An index fund will underdiversify by only selecting public companies, and over-represent companies with short-term interests (the total opposite of a pension plan!).
The underdiversification or index funds is a particular issue ex-US where stock markets only represent a few sectors.
Pension plans can sure screw up, but they can also be unbeatable.
They all have short term interests, since the people doing the investing aren’t going to be around for the whole ride. In theory, defined benefit pensions are great, but in practice I haven’t seen any evidence that they have sufficiently superior performance to make up for the possibilities of bad investments, corruption, etc.
That is atypical from what I see in the US. In the US, if the pension fund is doing well, that means the politicians offer the government employees unions better benefits, and so all the union members vote for them and since not enough other taxpayers vote against them, we just end up with inflated benefits.
Pensions are a great thing if you work for the same company from 23 (right out of collage) until you retire at 65. How many reading this will work at the same company for 42 years though? For many the company you worked for is no more, others were laid off through no fault of their own. Most of the rest could stay at that first company in theory but there was a better opportunity that you had to not take (even if it turns out worse in hindsight). That doesn't leave very many to make it to retirement working for one company.
Then there is inflation. $5000/month for retirement sounds good now, but will it be when you actually get to retirement?
I wouldn't mind a defined pension. It's easier to plan for and also I think more efficient. With a 401k you have to save up a boatload of money just in case. If you live too long you may run out of money, if you don't live long, then you have a lot of money left. So it seems to me that it would be better to average it out over a lot of people. Pretty much the same as with health insurance where one people will need more, some people will need less so it's better to average out out over a large number of people.

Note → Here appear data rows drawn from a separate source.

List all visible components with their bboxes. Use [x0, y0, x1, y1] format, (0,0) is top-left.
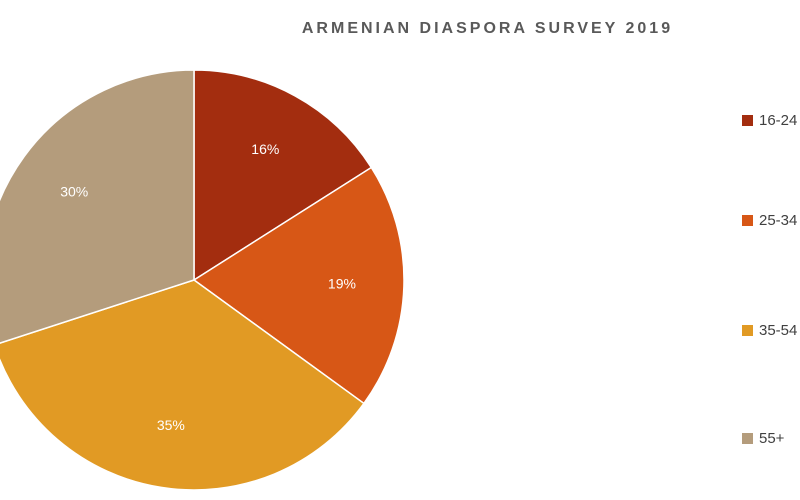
legend-label: 16-24	[759, 112, 798, 129]
legend-item: 25-34	[742, 212, 797, 229]
slice-data-label: 30%	[60, 184, 88, 200]
legend-item: 55+	[742, 430, 784, 447]
legend-swatch	[742, 325, 753, 336]
legend-item: 16-24	[742, 112, 797, 129]
legend-label: 55+	[759, 430, 785, 447]
pie-slice-25-34	[192, 166, 405, 405]
legend-label: 35-54	[759, 322, 798, 339]
legend-swatch	[742, 433, 753, 444]
pie-slice-35-54	[0, 279, 365, 491]
slice-data-label: 19%	[328, 275, 356, 291]
legend-swatch	[742, 115, 753, 126]
pie-slice-55plus	[0, 69, 195, 344]
legend-swatch	[742, 215, 753, 226]
chart-title: ARMENIAN DIASPORA SURVEY 2019	[301, 20, 674, 37]
legend-item: 35-54	[742, 322, 797, 339]
legend-label: 25-34	[759, 212, 798, 229]
slice-data-label: 35%	[157, 417, 185, 433]
slice-data-label: 16%	[251, 141, 279, 157]
pie-slice-16-24	[193, 69, 373, 282]
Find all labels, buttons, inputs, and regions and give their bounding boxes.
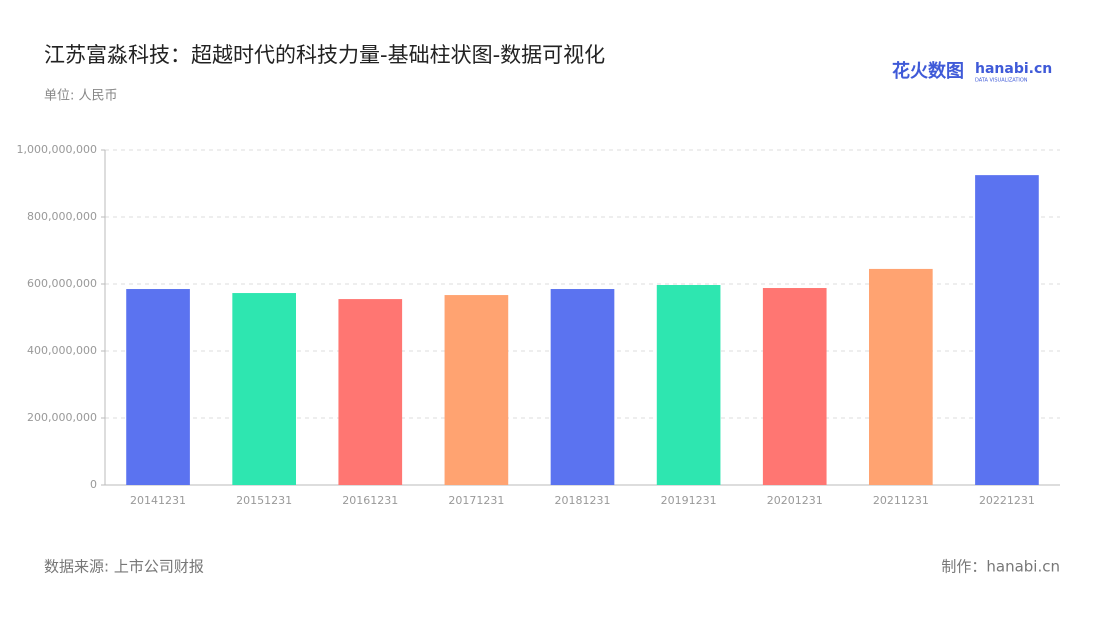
x-tick-label: 20171231 (448, 494, 504, 507)
y-tick-label: 400,000,000 (27, 344, 97, 357)
bar (232, 293, 296, 485)
x-tick-label: 20211231 (873, 494, 929, 507)
bar (656, 285, 721, 485)
credit: 制作：hanabi.cn (941, 558, 1060, 576)
bar (869, 268, 933, 485)
logo-name: 花火数图 (892, 60, 964, 82)
chart-title: 江苏富淼科技：超越时代的科技力量-基础柱状图-数据可视化 (44, 43, 605, 67)
y-tick-label: 200,000,000 (27, 411, 97, 424)
logo-tagline: DATA VISUALIZATION (975, 78, 1028, 84)
x-tick-label: 20161231 (342, 494, 398, 507)
bar (550, 289, 615, 485)
source-note: 数据来源: 上市公司财报 (44, 558, 204, 576)
x-tick-label: 20141231 (130, 494, 186, 507)
bar (762, 288, 827, 485)
x-tick-label: 20201231 (767, 494, 823, 507)
y-tick-label: 600,000,000 (27, 277, 97, 290)
x-tick-label: 20191231 (661, 494, 717, 507)
bar (444, 295, 509, 485)
bar (338, 299, 403, 485)
bar (975, 175, 1039, 485)
y-tick-label: 800,000,000 (27, 210, 97, 223)
y-tick-label: 0 (90, 478, 97, 491)
y-tick-label: 1,000,000,000 (17, 143, 97, 156)
logo-site: hanabi.cn (975, 61, 1052, 77)
x-tick-label: 20181231 (555, 494, 611, 507)
x-tick-label: 20151231 (236, 494, 292, 507)
x-tick-label: 20221231 (979, 494, 1035, 507)
bar (126, 289, 190, 485)
chart-subtitle: 单位: 人民币 (44, 89, 118, 104)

The problem with opt-in annuities is that the seller charges a boatload to account for the risk of your longevity. I guess you would advise buying an annuity and stock in the annuity seller?
My chief complaint about semi-forced annuity purchases is that those that opt-out and retire without savings get back-stopped by the state anyway.
I tell everyone to figure out how much they need to live and put just enough in an annuity to give you that (rent, heat, food, insurance). The rest of your 401k (if anything!) is fun money.
Don't forget that you should have long term care insurance that covers a good nursing home (get this as soon as you retire when it is still cheap because odds are you will never need it).
With this plan you can outlive your savings and still have an okay life.
Just because something is regulated doesn’t mean it’s safe and definitely doesn’t mean it’s guaranteed. For example, US social security funds are solvent until 2035 according to our own government accounting[1].
It's not like it will disappear after 2035. Some adjustments have to be made like probably raising the retirement age but that doesn't mean that the system doesn't work.
Public pensions like the ones in Canada would be nice. From both the worker and government perspectives, they provide a lot of stability and can be planned for. Of course, it won't happen in the USA, I think, sounds too socialist for many people on the right.
What public pensions? Canada has the same setup as the US, and in fact, the US Social Security is a larger program per capita than Canada’s (I.e. high payouts).
We have basically three programs to provide income to retirees:
1) Canada Pension Plan, a worker-funded defined benefit pension managed by the government via an arms-length investment board.
2) Old Age Security, a guaranteed income program for everyone 65 and older.
3) Registered Retirement Savings Plan, an income tax sheltering program where you can contribute up to 18% of your income into registered accounts and have the contributions deducted from your taxable income. This gets drawn down during retirement for income.